In an attempt to better track and manage those foster children and youth in the South, the GN is hiring two child welfare liaison officers to be located in Ottawa and Edmonton.

Those positions used to be on contract, but the GN recently decided to turn these into permanent jobs.

A Statistics Canada report on living arrangements of Aboriginal children aged 14 and under, released in April 2016, provided an interesting overview of the kinds of homes Inuit children live in.

The StatsCan survey noted a total of 20,200 Inuit children in Canada in that age range in 2011. Their living conditions were as follows:

• 12,400 or 61.6 per cent lived with both parents;

• 5,200 or 25.8 per cent lived with a single parent;

• 1,300 or 6.3 per cent were stepchildren;

• 600 or 2.8 per cent were foster children;

• 500 or 2.3 per cent lived with a grandparent or grandparents; and,

• 200 or 1.1 per cent lived with other relatives.

In comparison, 76 per cent of non-Aboriginal children that year lived with both parents, 17 per cent lived with a single parent, and 0.3 per cent lived in foster homes.

StatsCan noted that in 2011, there were 14,200 Aboriginal children aged 14 and under in foster care — accounting for a whopping 48 per cent of all children that age in care, even though they only accounted for seven per cent of the overall population in Canada.

The majority of those kids were First Nations (82 per cent). Thirteen per cent were Métis and four per cent were Inuit.

Nearly all foster children in the three territories were Aboriginal but, the report says, that reflects the overall population in the territories.

Of the 600 Inuit foster children in Canada in 2011, 51 per cent were living with non-Aboriginal foster parents, StatsCan said.

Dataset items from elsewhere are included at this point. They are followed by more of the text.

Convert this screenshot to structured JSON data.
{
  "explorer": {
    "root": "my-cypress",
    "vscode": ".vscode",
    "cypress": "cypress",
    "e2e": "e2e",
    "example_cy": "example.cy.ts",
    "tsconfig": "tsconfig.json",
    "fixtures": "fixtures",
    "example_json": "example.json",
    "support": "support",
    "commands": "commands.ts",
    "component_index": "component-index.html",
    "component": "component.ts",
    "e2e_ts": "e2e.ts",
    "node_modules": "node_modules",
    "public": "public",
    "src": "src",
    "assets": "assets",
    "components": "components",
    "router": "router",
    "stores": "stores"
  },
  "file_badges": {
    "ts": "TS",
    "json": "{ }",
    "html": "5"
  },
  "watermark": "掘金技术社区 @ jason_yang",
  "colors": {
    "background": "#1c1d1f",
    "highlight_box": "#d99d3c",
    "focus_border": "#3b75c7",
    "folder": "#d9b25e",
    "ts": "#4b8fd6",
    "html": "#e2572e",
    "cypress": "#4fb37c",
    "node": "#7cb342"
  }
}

The Truth and Reconciliation Commission’s final report, released last June, linked the history of residential schools to those high numbers of Aboriginal kids in government care and called on all levels of government to take action to reduce those numbers.

The TRC also recommended that wherever possible, Aboriginal foster kids should be placed in Aboriginal foster homes, and that “adequate resources be made available to Aboriginal communities and child-welfare organizations to keep Aboriginal families together when safe to do so, and to keep children in culturally appropriate environments,” StatsCan said.